I looked at Mallory. “If you were Sorcha, would you really believe it? If she said she was demanding we offer ourselves in sacrifice?”

“The demand is what the demand is,” Mallory said with a shrug. “The fact that she made it says she at least has a hope the mayor will pull through. Her arrogance helps—she thinks she’s scared the city senseless, so they’ll have no choice but to act. And she already sees us as Goody Two-shoes, although probably incompetent ones. Even if the mayor didn’t make us, she’d expect us to show up like sacrificial lambs.”

“The question, for us, is how we deal with that,” my grandfather said, leaning forward and linking his hands on the table. “How we layer our plan atop the mayor’s.”

“The floor is open,” Ethan said. “And no idea is a bad idea.”

“We could call in vampires,” Luc said. “Request the Houses send people out, surround the island to help in case she pulls something, and make sure she can’t get away.”

“After the puff-of-smoke trick she pulled at Towerline, she may not leave on foot,” Catcher said. “And more people means more casualties if she does pull something.”

Not a comforting point.

“We don’t know precisely what she’s planning until we know it,” Mallory said. “In the meantime, we plan for what we can. If Sorcha’s working alchemy, knocking out her crucible would be a good start, if it’s there.”

“Northerly Island is within the wards,” Catcher said. “So she can’t arrive magically without our knowing it.”

“And in case she tries to come into the city some other way, sneak behind us?” Luc asked.

Jeff nodded. “I’ve tied the wards into a visual monitor, so if she breaches them, we’ll know where and can plan accordingly.”

“That won’t give us much advance notice,” Ethan said, “but it’s better than nothing.” He leaned back, hands linked in his lap, and closed his eyes. “We’ll know when she arrives. We’ll have six sorcerers on the ground to battle her, plus Mallory and Catcher. At least a few vampires with the SWAT members, all of whom will have weapons. We’ll make sure the House is protected in the interim.” He was quiet for a moment, then opened his eyes, looked around at us. “What are we missing?”

“Allies?” Luc asked. He’d crossed his arms over his chest, rocked back on his heels. “She might bring someone else.”

“Is there anyone she hasn’t made an enemy of?” Catcher asked, glancing at my grandfather.

“Not that I’m aware of,” he said. “The fairies might be the best option, simply because their allegiance is always, apparently, for sale. But I don’t think Claudia would allow that here. Not after what she said to you. She may like her new power, but it doesn’t sound like she’s comfortable with the power Sorcha has.”

“We need escape routes,” Ethan said. “The SWAT team will have mapped out ingress onto and egress off the island, but I don’t think we should take for granted the possibility that they’d help us get away.”

I thought of Lane’s words. “Not if we’re just ‘supernaturals’ involved in a feud.”

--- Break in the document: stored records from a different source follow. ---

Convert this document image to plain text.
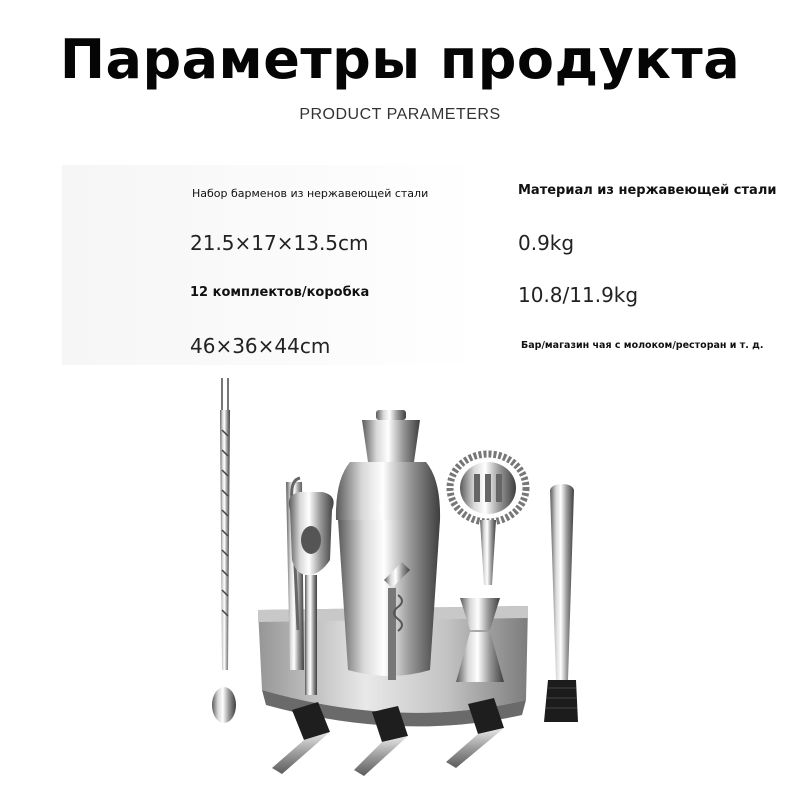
Параметры продукта
PRODUCT PARAMETERS
Набор барменов из нержавеющей стали	Материал из нержавеющей стали
21.5×17×13.5cm	0.9kg
12 комплектов/коробка	10.8/11.9kg
46×36×44cm	Бар/магазин чая с молоком/ресторан и т. д.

“And not if they want to leave Sorcha with something to work on while they get away,” my grandfather said. “I don’t like to think of CPD officers as being that cowardly. But their training didn’t prepare them for this. Not for Sorcha and her magic.”

Ethan nodded. “We’ll want alternate means off the island.” He glanced at my grandfather. “A helicopter would be useful.”

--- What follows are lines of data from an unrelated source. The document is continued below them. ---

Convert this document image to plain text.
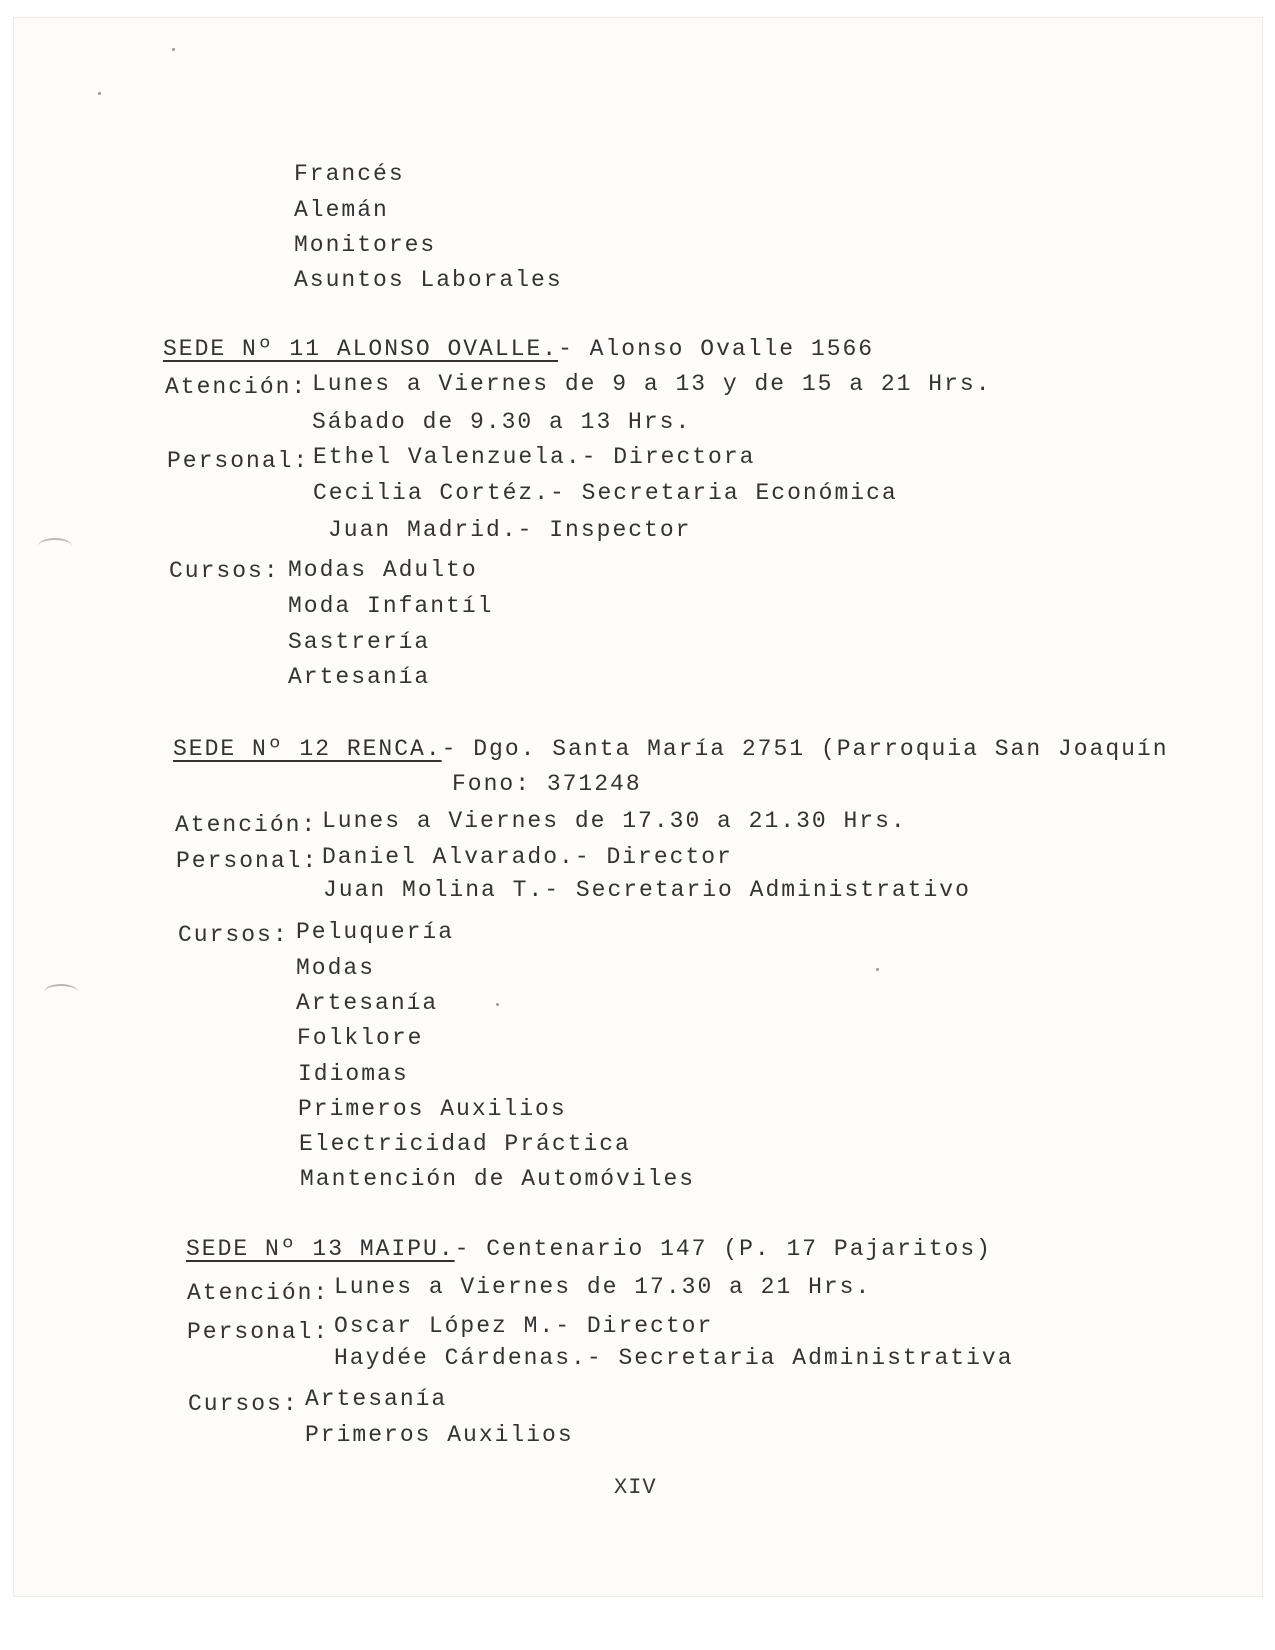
Francés
Alemán
Monitores
Asuntos Laborales
SEDE Nº 11 ALONSO OVALLE.- Alonso Ovalle 1566
Atención: Lunes a Viernes de 9 a 13 y de 15 a 21 Hrs.
Sábado de 9.30 a 13 Hrs.
Personal: Ethel Valenzuela.- Directora
Cecilia Cortéz.- Secretaria Económica
Juan Madrid.- Inspector
Cursos: Modas Adulto
Moda Infantíl
Sastrería
Artesanía
SEDE Nº 12 RENCA.- Dgo. Santa María 2751 (Parroquia San Joaquín
Fono: 371248
Atención: Lunes a Viernes de 17.30 a 21.30 Hrs.
Personal: Daniel Alvarado.- Director
Juan Molina T.- Secretario Administrativo
Cursos: Peluquería
Modas
Artesanía
Folklore
Idiomas
Primeros Auxilios
Electricidad Práctica
Mantención de Automóviles
SEDE Nº 13 MAIPU.- Centenario 147 (P. 17 Pajaritos)
Atención: Lunes a Viernes de 17.30 a 21 Hrs.
Personal: Oscar López M.- Director
Haydée Cárdenas.- Secretaria Administrativa
Cursos: Artesanía
Primeros Auxilios
XIV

My grandfather nodded. “I’ll check on that.”

“I might know someone with a boat,” I said, thinking of Jonah and the speedboat the RG used to get to its HQ—the lighthouse in the marina near Navy Pier. I’d have to give him a call. I wasn’t on the best of terms with the RG right now, as I’d given them a pretty tough lecture about being a little more walk, a little less talk. But maybe we’d finally catch a break—and maybe the ice would break enough to make it useful. “I’ll check.”

“If we’re separated, get back to the House.” Ethan looked at Luc. “Suggestions for an extraction point downtown?”

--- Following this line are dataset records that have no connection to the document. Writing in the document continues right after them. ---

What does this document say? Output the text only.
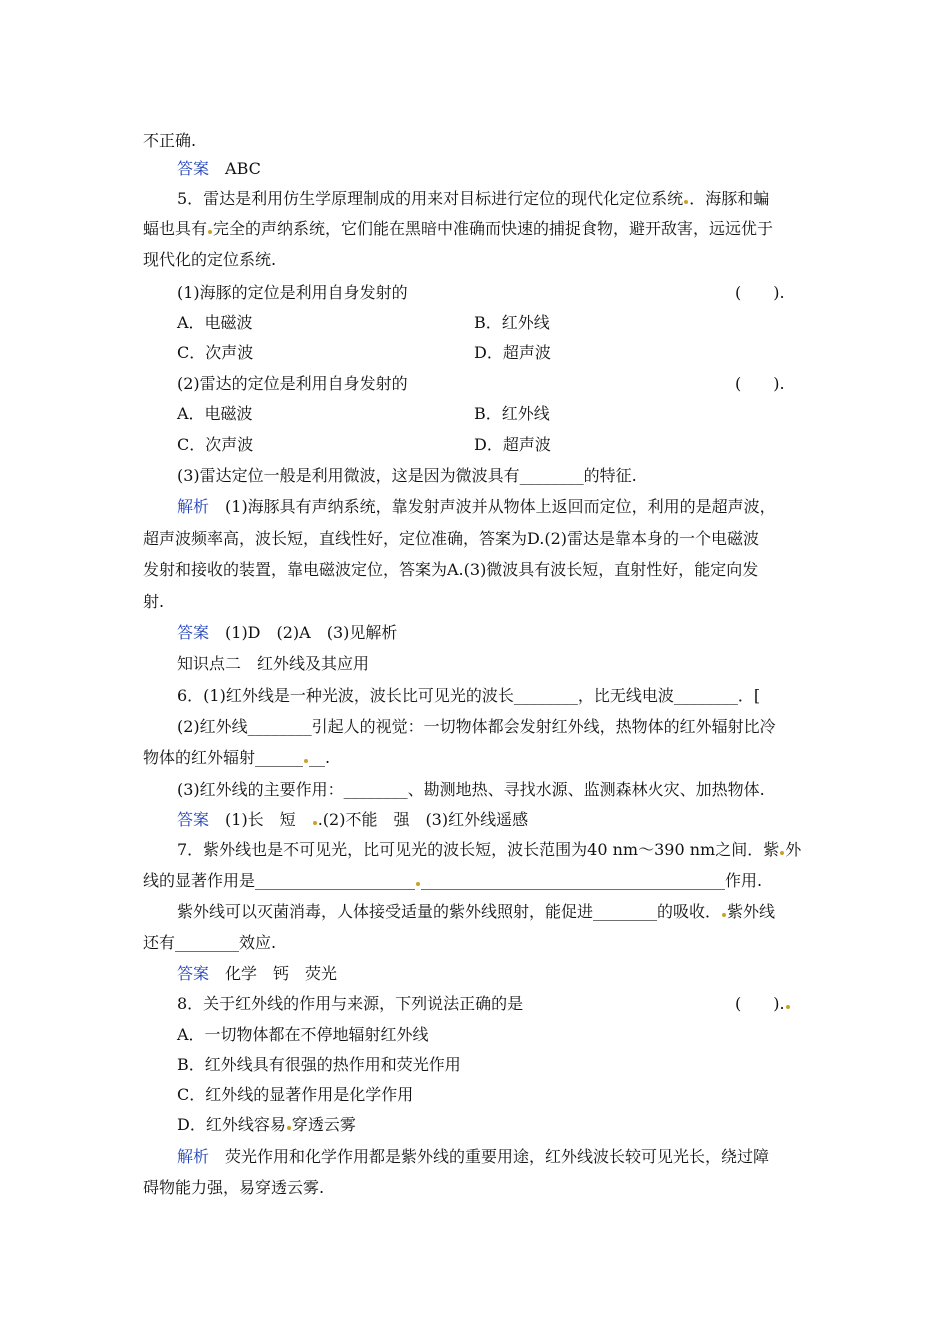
不正确.
答案　 ABC
5．雷达是利用仿生学原理制成的用来对目标进行定位的现代化定位系统 ．海豚和蝙
蝠也具有 完全的声纳系统，它们能在黑暗中准确而快速的捕捉食物，避开敌害，远远优于
现代化的定位系统.
(1)海豚的定位是利用自身发射的	(　　).
A．电磁波	B．红外线
C．次声波	D．超声波
(2)雷达的定位是利用自身发射的	(　　).
A．电磁波	B．红外线
C．次声波	D．超声波
(3)雷达定位一般是利用微波，这是因为微波具有________的特征.
解析　(1)海豚具有声纳系统，靠发射声波并从物体上返回而定位，利用的是超声波，
超声波频率高，波长短，直线性好，定位准确，答案为D.(2)雷达是靠本身的一个电磁波
发射和接收的装置，靠电磁波定位，答案为A.(3)微波具有波长短，直射性好，能定向发
射.
答案　(1)D　(2)A　(3)见解析
知识点二　红外线及其应用
6．(1)红外线是一种光波，波长比可见光的波长________，比无线电波________．[
(2)红外线________引起人的视觉：一切物体都会发射红外线，热物体的红外辐射比冷
物体的红外辐射______ __.
(3)红外线的主要作用：________、勘测地热、寻找水源、监测森林火灾、加热物体.
答案　(1)长　短　.(2)不能　强　(3)红外线遥感
7．紫外线也是不可见光，比可见光的波长短，波长范围为40 nm～390 nm之间．紫 外
线的显著作用是____________________ ______________________________________作用.
紫外线可以灭菌消毒，人体接受适量的紫外线照射，能促进________的吸收． 紫外线
还有________效应.
答案　化学　钙　荧光
8．关于红外线的作用与来源，下列说法正确的是	(　　).
A．一切物体都在不停地辐射红外线
B．红外线具有很强的热作用和荧光作用
C．红外线的显著作用是化学作用
D．红外线容易 穿透云雾
解析　荧光作用和化学作用都是紫外线的重要用途，红外线波长较可见光长，绕过障
碍物能力强，易穿透云雾.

Luc pulled up a map of Chicago, zoomed in to the Museum Campus, looked around, aimed the laser pointer at Soldier Field. “Here,” he said. “Easy foot access, easy car access. And if we run this thing tight to dawn, there’s shade.”

“Agreed,” Ethan said. “Put Brody there in the SUV. Contact the security company, get a blackout vehicle ready just in case we need a daylight extraction.”

“Roger that,” Luc said. “If we cut this close, get to the stadium and into some shade. They’ll find you, bring you home.”